Nous assistons encore et toujours au fait que la guerre en Syrie n’a jamais eu pour prétexte les réfugiés syriens ; le gouvernement syrien n’est pas non plus la raison, bien que les merdias sionistes l’aient étiqueté comme dictateur. Si c’était le cas, alors les Etats-Unis et Israël devraient antagoniser et attaquer l’Arabie Saoudite et non pas l’Iran ou las Corée du Nord.

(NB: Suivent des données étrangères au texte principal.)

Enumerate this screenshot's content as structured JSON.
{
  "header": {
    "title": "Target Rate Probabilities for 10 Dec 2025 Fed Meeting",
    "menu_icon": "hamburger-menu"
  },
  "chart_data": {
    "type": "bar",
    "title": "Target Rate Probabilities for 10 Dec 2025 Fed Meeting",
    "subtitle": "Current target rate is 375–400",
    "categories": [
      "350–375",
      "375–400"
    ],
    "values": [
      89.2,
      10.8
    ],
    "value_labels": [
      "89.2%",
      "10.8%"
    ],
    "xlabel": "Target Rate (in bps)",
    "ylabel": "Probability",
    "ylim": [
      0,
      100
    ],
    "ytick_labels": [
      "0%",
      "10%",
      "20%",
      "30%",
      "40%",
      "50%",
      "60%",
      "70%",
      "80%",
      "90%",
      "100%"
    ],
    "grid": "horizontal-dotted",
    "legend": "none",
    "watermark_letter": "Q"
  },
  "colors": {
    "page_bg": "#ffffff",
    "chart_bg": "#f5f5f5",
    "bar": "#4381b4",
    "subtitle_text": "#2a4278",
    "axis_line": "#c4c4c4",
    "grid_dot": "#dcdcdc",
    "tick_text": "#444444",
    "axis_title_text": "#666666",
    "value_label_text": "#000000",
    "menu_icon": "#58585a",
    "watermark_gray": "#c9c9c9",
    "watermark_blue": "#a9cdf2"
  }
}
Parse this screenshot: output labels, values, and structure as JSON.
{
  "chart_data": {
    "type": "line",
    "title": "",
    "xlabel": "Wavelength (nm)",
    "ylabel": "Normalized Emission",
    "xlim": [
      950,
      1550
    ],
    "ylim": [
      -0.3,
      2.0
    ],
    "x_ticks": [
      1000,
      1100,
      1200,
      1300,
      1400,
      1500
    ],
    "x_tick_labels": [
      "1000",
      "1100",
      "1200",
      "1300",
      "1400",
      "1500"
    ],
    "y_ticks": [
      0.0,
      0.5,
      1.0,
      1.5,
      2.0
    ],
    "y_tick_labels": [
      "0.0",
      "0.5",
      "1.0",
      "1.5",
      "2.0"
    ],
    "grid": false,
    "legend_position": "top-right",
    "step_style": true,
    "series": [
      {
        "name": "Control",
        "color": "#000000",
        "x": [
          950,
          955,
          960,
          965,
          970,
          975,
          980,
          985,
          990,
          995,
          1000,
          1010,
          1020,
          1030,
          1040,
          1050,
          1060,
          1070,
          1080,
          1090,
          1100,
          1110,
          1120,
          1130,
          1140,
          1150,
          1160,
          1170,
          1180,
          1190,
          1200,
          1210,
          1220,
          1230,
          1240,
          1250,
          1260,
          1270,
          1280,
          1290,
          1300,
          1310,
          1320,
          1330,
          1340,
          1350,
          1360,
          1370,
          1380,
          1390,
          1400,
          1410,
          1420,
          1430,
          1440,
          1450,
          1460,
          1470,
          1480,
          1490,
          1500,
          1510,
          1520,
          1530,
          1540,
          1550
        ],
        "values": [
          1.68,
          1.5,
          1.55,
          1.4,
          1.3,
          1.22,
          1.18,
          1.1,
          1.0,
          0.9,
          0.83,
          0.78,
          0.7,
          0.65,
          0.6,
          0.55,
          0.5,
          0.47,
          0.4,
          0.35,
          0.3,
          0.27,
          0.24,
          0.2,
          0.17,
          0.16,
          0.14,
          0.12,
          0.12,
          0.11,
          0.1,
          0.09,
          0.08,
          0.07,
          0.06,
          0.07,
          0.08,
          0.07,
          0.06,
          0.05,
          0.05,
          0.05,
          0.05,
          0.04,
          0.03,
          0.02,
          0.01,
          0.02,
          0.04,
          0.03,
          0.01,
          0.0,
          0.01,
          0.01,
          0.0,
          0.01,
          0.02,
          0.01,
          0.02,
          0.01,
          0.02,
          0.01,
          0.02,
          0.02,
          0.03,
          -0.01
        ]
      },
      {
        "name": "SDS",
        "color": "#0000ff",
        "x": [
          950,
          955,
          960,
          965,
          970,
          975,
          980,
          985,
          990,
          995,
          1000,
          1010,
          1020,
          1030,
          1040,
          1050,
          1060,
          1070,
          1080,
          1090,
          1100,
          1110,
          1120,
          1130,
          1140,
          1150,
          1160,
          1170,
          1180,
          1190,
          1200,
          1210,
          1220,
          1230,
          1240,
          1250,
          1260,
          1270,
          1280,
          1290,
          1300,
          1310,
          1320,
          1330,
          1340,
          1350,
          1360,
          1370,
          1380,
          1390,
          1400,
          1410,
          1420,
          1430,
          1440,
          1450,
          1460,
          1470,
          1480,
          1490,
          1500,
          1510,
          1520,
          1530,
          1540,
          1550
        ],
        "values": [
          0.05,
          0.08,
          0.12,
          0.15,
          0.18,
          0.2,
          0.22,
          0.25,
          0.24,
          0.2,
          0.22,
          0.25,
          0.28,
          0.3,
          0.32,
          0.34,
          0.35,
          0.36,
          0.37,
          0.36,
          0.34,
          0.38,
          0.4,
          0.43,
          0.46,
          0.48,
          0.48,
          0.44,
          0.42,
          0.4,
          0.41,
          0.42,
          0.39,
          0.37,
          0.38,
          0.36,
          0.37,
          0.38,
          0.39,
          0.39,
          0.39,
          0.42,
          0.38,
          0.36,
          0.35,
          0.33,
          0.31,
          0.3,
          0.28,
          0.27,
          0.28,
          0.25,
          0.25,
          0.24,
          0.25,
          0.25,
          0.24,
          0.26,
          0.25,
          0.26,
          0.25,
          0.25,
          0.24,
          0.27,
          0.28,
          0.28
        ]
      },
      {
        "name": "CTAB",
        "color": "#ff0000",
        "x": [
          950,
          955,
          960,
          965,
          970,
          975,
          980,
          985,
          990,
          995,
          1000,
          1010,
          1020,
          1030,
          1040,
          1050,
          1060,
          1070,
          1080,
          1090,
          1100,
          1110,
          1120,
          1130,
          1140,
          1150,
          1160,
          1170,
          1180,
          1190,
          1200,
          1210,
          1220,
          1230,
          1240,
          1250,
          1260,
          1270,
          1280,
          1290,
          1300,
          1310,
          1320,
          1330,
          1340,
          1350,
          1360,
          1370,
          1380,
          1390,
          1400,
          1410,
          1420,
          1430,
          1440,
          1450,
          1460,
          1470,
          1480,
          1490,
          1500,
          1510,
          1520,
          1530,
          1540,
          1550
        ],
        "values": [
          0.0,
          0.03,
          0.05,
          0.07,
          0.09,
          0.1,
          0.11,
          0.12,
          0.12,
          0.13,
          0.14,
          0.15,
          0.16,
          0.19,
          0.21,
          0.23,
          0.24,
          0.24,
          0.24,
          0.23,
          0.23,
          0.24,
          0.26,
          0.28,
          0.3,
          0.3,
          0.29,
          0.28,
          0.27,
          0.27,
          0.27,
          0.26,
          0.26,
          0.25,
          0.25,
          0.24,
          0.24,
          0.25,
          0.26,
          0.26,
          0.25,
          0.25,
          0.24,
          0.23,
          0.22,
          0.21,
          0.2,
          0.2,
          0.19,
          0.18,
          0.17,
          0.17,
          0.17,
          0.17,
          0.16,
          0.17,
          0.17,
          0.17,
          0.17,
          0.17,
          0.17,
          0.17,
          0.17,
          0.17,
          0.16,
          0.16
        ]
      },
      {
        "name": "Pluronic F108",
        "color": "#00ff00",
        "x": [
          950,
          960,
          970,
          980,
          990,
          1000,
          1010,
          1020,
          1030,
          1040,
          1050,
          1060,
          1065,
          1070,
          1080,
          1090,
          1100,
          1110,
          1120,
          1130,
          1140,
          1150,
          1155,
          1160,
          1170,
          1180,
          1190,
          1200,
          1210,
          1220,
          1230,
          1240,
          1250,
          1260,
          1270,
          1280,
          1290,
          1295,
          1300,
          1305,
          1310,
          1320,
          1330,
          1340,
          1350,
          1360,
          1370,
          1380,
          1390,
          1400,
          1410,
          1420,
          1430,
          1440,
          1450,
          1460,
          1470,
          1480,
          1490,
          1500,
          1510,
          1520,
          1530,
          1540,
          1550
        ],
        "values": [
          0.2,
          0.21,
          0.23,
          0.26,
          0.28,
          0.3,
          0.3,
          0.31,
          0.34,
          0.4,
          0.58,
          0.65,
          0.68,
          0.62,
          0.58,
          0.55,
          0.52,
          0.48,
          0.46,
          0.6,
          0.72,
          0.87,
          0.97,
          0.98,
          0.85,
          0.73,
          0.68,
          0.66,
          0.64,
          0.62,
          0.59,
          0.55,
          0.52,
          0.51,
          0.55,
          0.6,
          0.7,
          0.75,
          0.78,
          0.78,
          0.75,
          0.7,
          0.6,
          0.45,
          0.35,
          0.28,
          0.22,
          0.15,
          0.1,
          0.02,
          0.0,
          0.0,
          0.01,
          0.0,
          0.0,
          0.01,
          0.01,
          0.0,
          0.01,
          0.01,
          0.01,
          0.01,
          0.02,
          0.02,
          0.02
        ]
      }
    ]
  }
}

Gardez à l’esprit que la guerre de l’Arabie Saoudite au Yémen a déjà produit son lot d’inommable misère. En fait, “un enfant y meure chaque 10 minutes” à cause de la guerre. N’oubliez pas non plus que l’Arabie Saoudite est un solide allié des Etats-Unis. Le ministre saoudien des affaires étrangères vient juste de rencontrer de hauts-responsables russes et leur a dit qu’”il n’y avait aucun futur politique pour le président Bachar al-Assad.”

Ainsi dont, les Etats-Unis, Israël et l’Arabie Saoudite travaillent sans relâche pour tuer Assad et faire boire son sang dans les rues de Damas Ils ont bu le sang de Kaddhafi et maintenant ils en veulent toujours plus.

[1] “With Syria in pieces, it’s time to recognize Israel’s annexation of the Golan,” Jerusalem Post, April 20, 2017.

[2] “’Child dies every 10 min’: UN, Amnesty call to stop Saudi-led assault on ‘crucial lifeline’ in Yemen,” Russia Today, April 25, 2017.